Conversational applications accumulate context that grows the token cost of every subsequent message. A 50-turn conversation where each assistant message averages 200 tokens means the 50th turn is sending roughly 10,000 tokens of history before the user’s current message.

Sliding Window

Keep only the most recent N messages in context:

def trim_conversation_history(messages, max_tokens=4000, model='gpt-4o'):
    """Keep recent messages within token budget."""
    system_messages = [m for m in messages if m['role'] == 'system']
    conversation = [m for m in messages if m['role'] != 'system']

    enc = tiktoken.encoding_for_model(model)
    system_tokens = sum(len(enc.encode(m['content'])) for m in system_messages)
    remaining_budget = max_tokens - system_tokens

    # Add messages from most recent, working backward
    trimmed = []
    for message in reversed(conversation):
        tokens = len(enc.encode(message['content']))
        if remaining_budget - tokens < 0:
            break
        trimmed.insert(0, message)
        remaining_budget -= tokens

    return system_messages + trimmed

Summarization

Instead of truncating history, summarize older portions and include the summary in the context:

async def compress_history(messages, openai_client):
    """Summarize older conversation history to preserve context cheaply."""
    if len(messages) < 10:
        return messages

    # Summarize all but the last 4 messages
    old_messages = messages[:-4]
    recent_messages = messages[-4:]

    summary_prompt = [
        {"role": "user", "content": f"Summarize this conversation concisely:\n{old_messages}"}
    ]

    summary = await openai_client.chat.completions.create(
        model="gpt-4o-mini",  # Use cheap model for summarization
        messages=summary_prompt,
        max_tokens=200,
    )

    compressed = [
        {"role": "system", "content": f"Earlier conversation summary: {summary.choices[0].message.content}"}
    ] + recent_messages

    return compressed

Context window compression showing conversation history being summarized into a single summary bubble while recent messages remain full size

OpenAI Prompt Caching

OpenAI automatically caches the prefix of long prompts that are reused across requests. When the same system prompt or beginning of a conversation is sent repeatedly, tokens that hit the cache are charged at 50% of the normal input token rate.
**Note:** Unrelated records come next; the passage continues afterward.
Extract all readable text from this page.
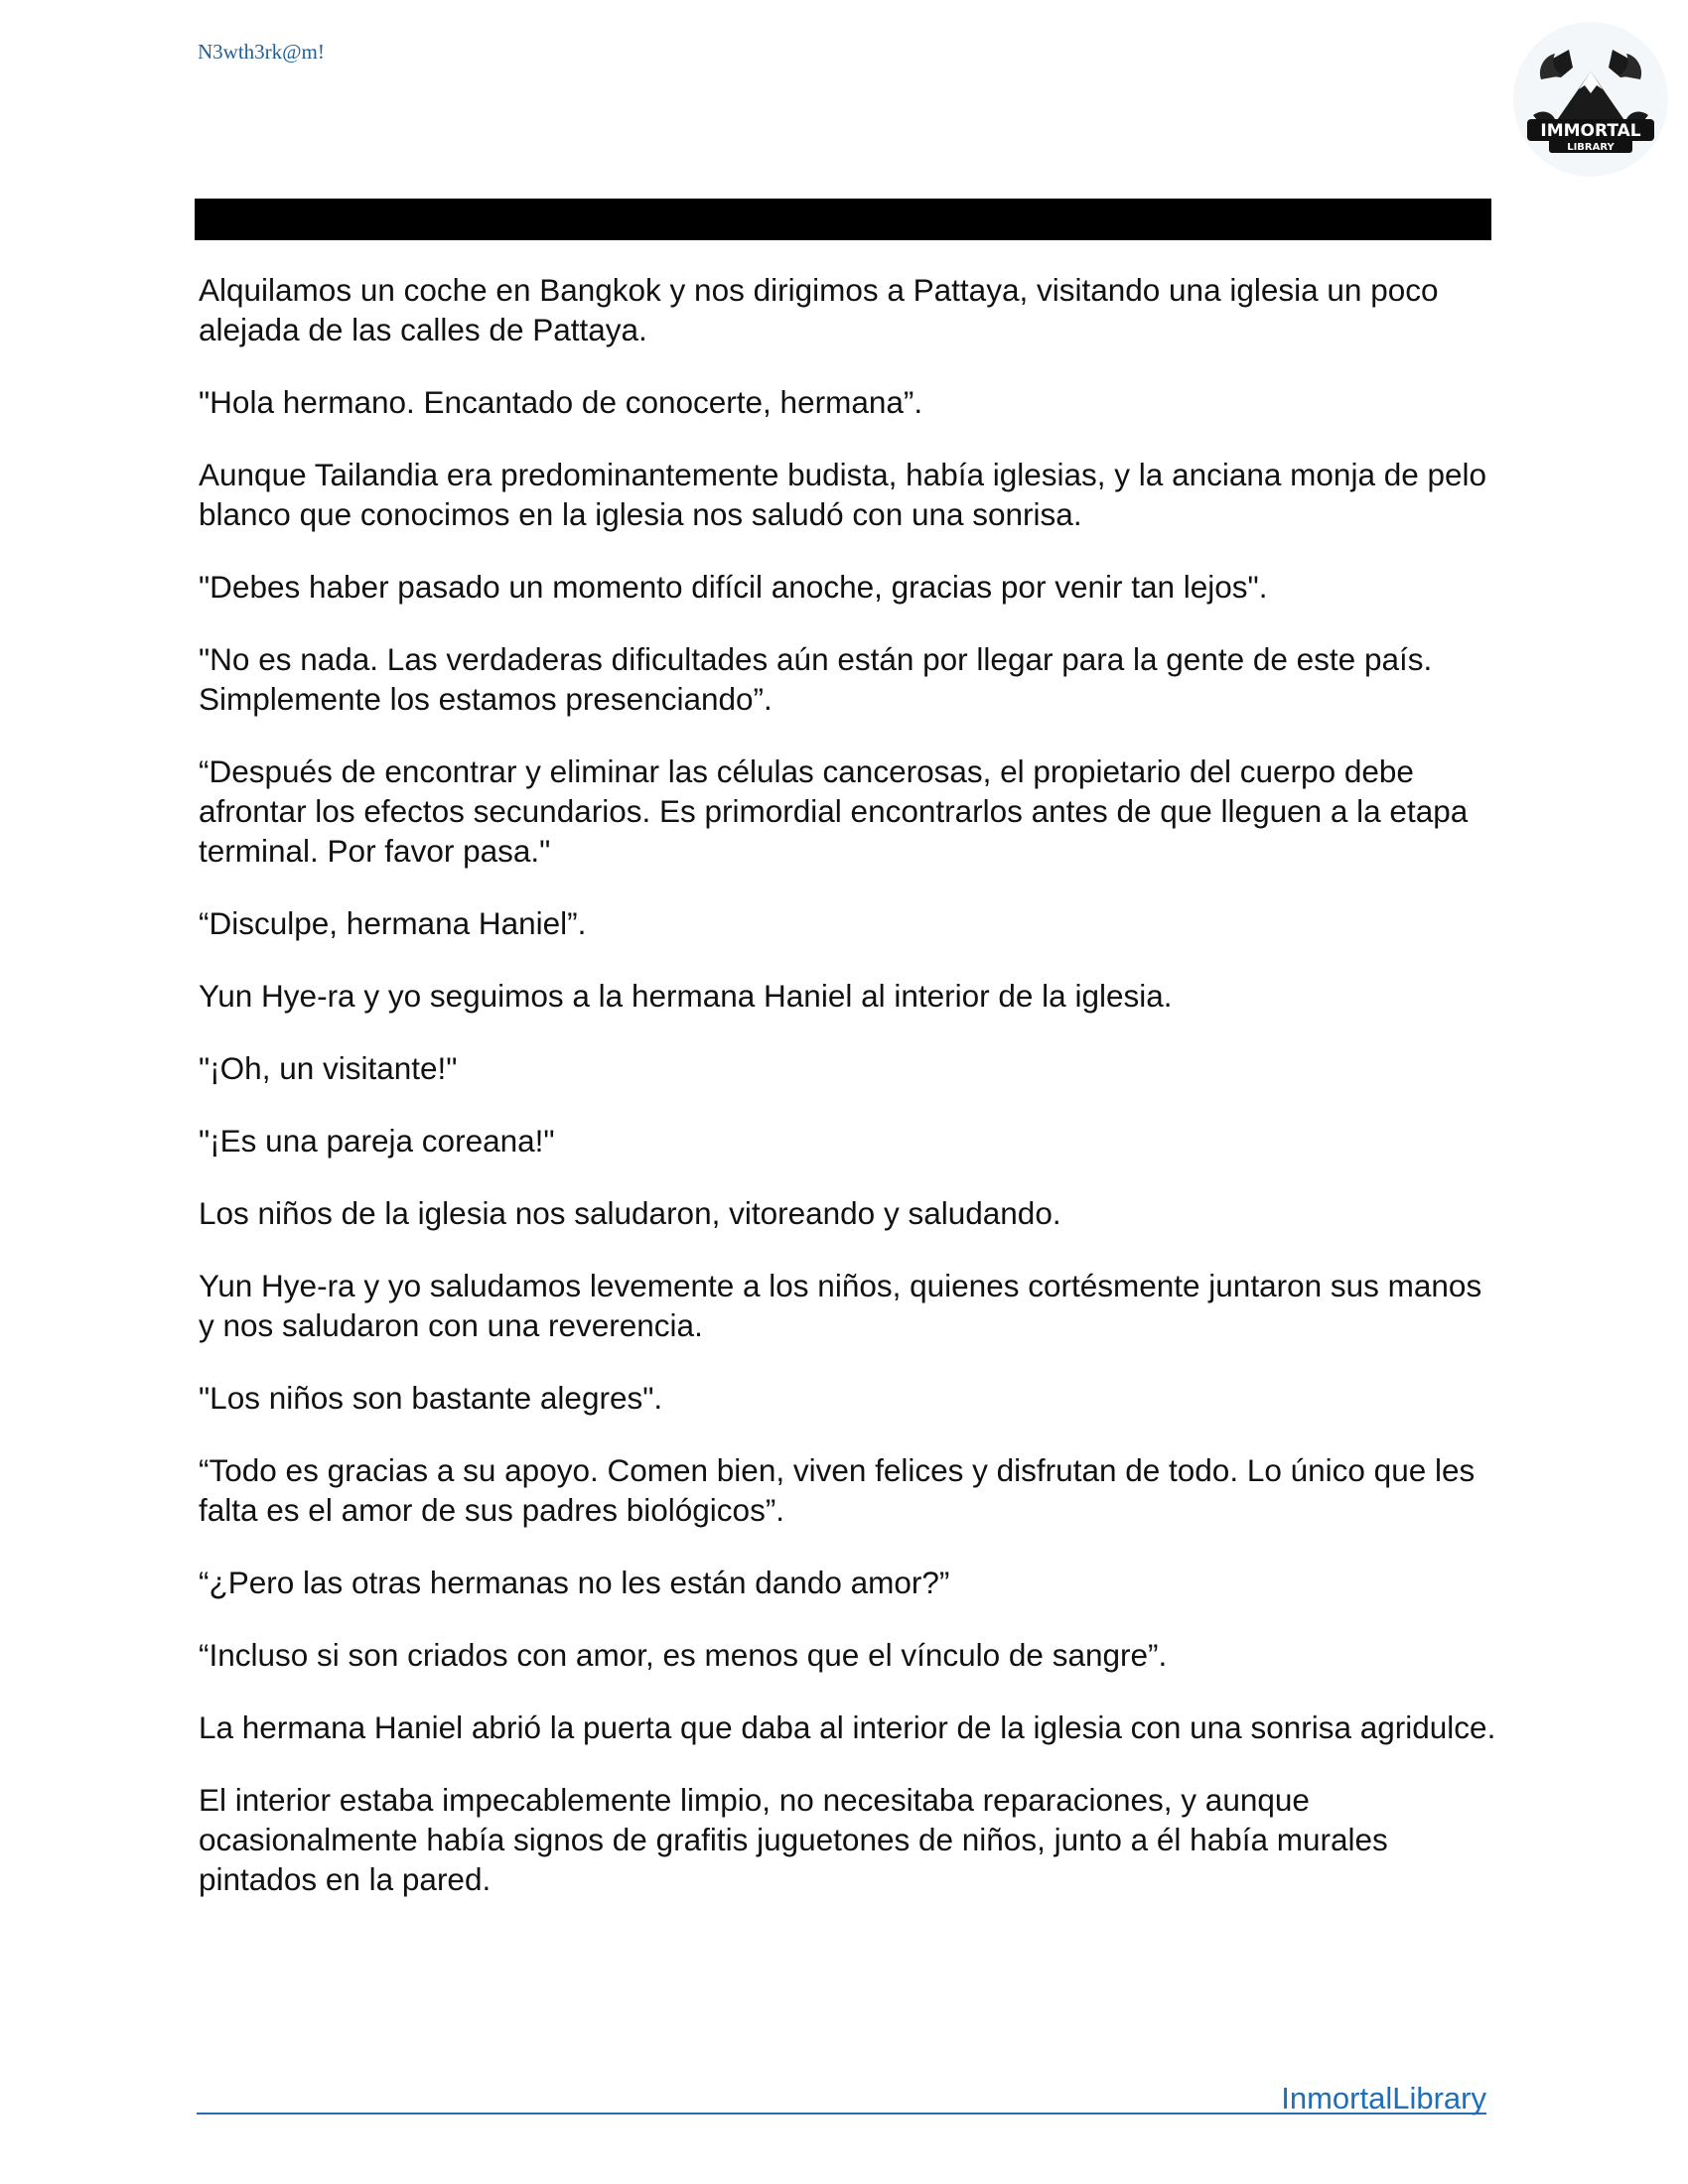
N3wth3rk@m!
IMMORTAL
LIBRARY

Alquilamos un coche en Bangkok y nos dirigimos a Pattaya, visitando una iglesia un poco alejada de las calles de Pattaya.

"Hola hermano. Encantado de conocerte, hermana”.

Aunque Tailandia era predominantemente budista, había iglesias, y la anciana monja de pelo blanco que conocimos en la iglesia nos saludó con una sonrisa.

"Debes haber pasado un momento difícil anoche, gracias por venir tan lejos".

"No es nada. Las verdaderas dificultades aún están por llegar para la gente de este país. Simplemente los estamos presenciando”.

“Después de encontrar y eliminar las células cancerosas, el propietario del cuerpo debe afrontar los efectos secundarios. Es primordial encontrarlos antes de que lleguen a la etapa terminal. Por favor pasa."

“Disculpe, hermana Haniel”.

Yun Hye-ra y yo seguimos a la hermana Haniel al interior de la iglesia.

"¡Oh, un visitante!"

"¡Es una pareja coreana!"

Los niños de la iglesia nos saludaron, vitoreando y saludando.

Yun Hye-ra y yo saludamos levemente a los niños, quienes cortésmente juntaron sus manos y nos saludaron con una reverencia.

"Los niños son bastante alegres".

“Todo es gracias a su apoyo. Comen bien, viven felices y disfrutan de todo. Lo único que les falta es el amor de sus padres biológicos”.

“¿Pero las otras hermanas no les están dando amor?”

“Incluso si son criados con amor, es menos que el vínculo de sangre”.

La hermana Haniel abrió la puerta que daba al interior de la iglesia con una sonrisa agridulce.

El interior estaba impecablemente limpio, no necesitaba reparaciones, y aunque ocasionalmente había signos de grafitis juguetones de niños, junto a él había murales pintados en la pared.

InmortalLibrary
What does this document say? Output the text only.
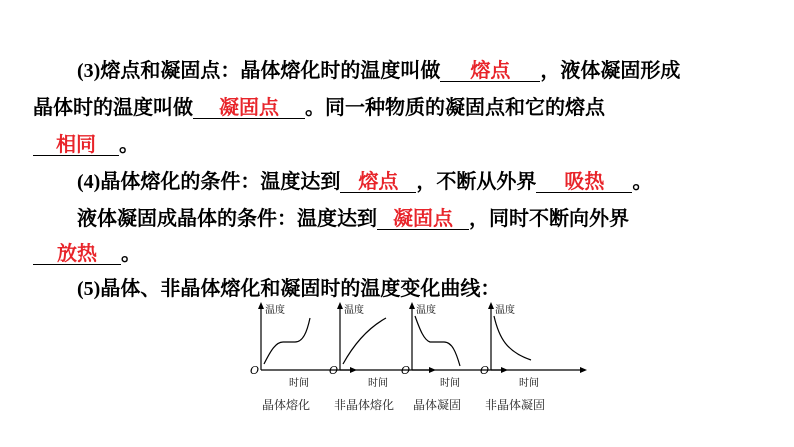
(3)熔点和凝固点：晶体熔化时的温度叫做 熔点 ，液体凝固形成
晶体时的温度叫做 凝固点 。同一种物质的凝固点和它的熔点
相同 。
(4)晶体熔化的条件：温度达到 熔点 ，不断从外界 吸热 。
液体凝固成晶体的条件：温度达到 凝固点 ，同时不断向外界
放热 。
(5)晶体、非晶体熔化和凝固时的温度变化曲线：
温度
时间
O
温度
时间
O
温度
时间
O
温度
时间
O
晶体熔化	非晶体熔化	晶体凝固	非晶体凝固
To maximize cache hit rates:

Put the static part of your prompt (system prompt, instructions, few-shot examples) at the beginning
Put the variable part (user input, document to process) at the end
Use identical system prompts across requests for the same task type

messages = [
    # Static: hits cache on subsequent identical requests
    {"role": "system", "content": LONG_STATIC_SYSTEM_PROMPT},
    # Variable: always fresh
    {"role": "user", "content": user_input}
]

Anthropic’s prompt caching is explicit: you mark which parts of the prompt should be cached with a cache_control parameter, and cached tokens are charged at 10% of the normal input rate.

Output Token Control

Output tokens cost more than input tokens and are the most controllable part of the cost equation.

response = openai.chat.completions.create(
    model="gpt-4o",
    messages=messages,
    max_tokens=500,  # Hard cap on output length
    temperature=0.3,
)

Be explicit about desired output length in your prompt. “Respond in 2-3 sentences” produces shorter responses than “Answer the question.” For structured output, JSON schemas constrain response format and typically produce shorter, more predictable outputs than free-form text.

The goal is not to make outputs artificially short but to ensure you are not paying for verbosity that does not add value to your application.